A few weeks ago, a reporter for the Florida Times-Union called with a few questions about sheitels, the wigs worn by married Orthodox women to cover their natural hair. The result is this morning’s column in their ongoing series called “Dare to Ask,” and I am frankly impressed with how accurate and how friendly the coverage turned out to be.
From the title alone, “These wigs reflect code of modesty,” you see the reporter isn’t out to mock or degrade. It’s very easy to imagine how negatively this article could have gone, and which stereotypes could have been perpetuated. Instead, I and the others interviewed had the opportunity to rebut and dismantle those mistaken impressions, and thus paint a far more favorable picture of what, to the secular viewer, initially appears to be an arcane and even repressive practice.

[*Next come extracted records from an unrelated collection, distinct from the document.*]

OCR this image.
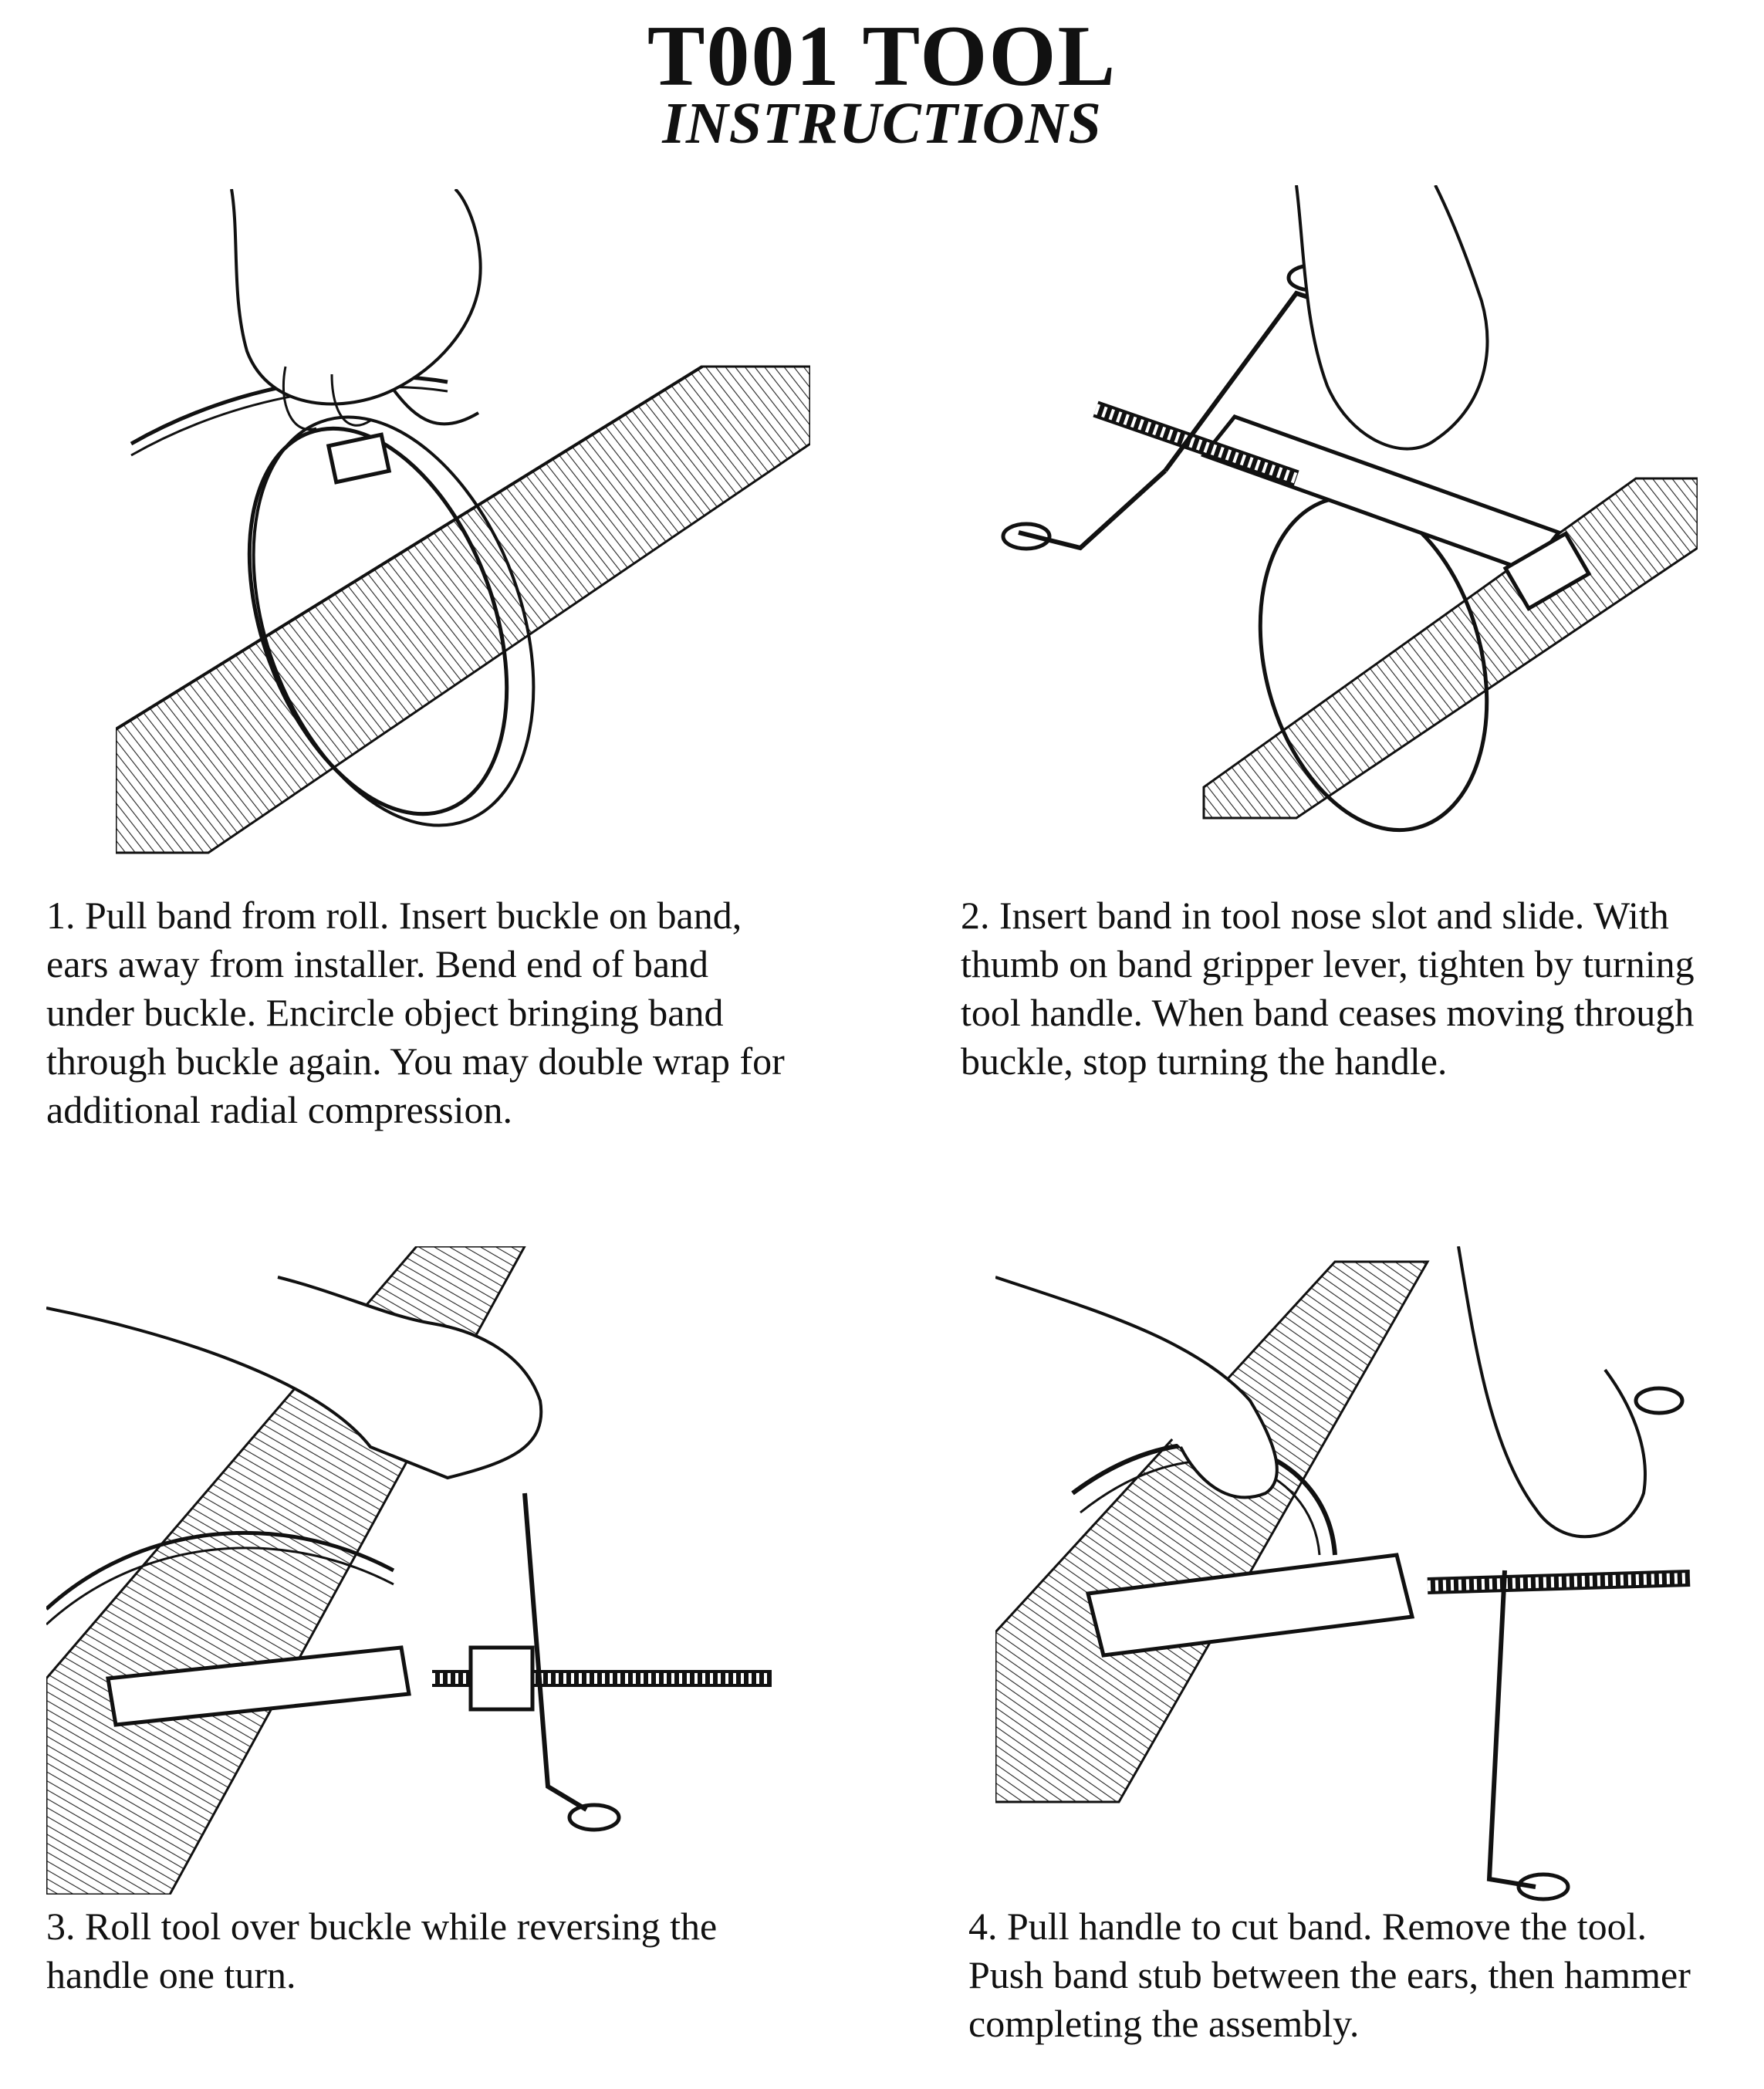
T001 TOOL
INSTRUCTIONS
1. Pull band from roll. Insert buckle on band, ears away from installer. Bend end of band under buckle. Encircle object bringing band through buckle again. You may double wrap for additional radial compression.
2. Insert band in tool nose slot and slide. With thumb on band gripper lever, tighten by turning tool handle. When band ceases moving through buckle, stop turning the handle.
3. Roll tool over buckle while reversing the handle one turn.
4. Pull handle to cut band. Remove the tool. Push band stub between the ears, then hammer completing the assembly.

Modesty, of course, isn’t about repression but moderation. Our community keeps private what others broadcast, and that was apparent in the article. Reporter Phil Milano posed challenging questions provided by his readers, such as the following from the accompanying podcast: “Yeah, but these wigs look so great nowadays that it almost defeats the purpose!” We then had the opportunity to point out that even a well-made sheitel isn’t natural, and is usually immediately distinguishable to the practiced eye.
Wonder of wonders, the whole Indian hair thing didn’t even make it into the article. And not only that — he closed with my best line. What more could we ask for?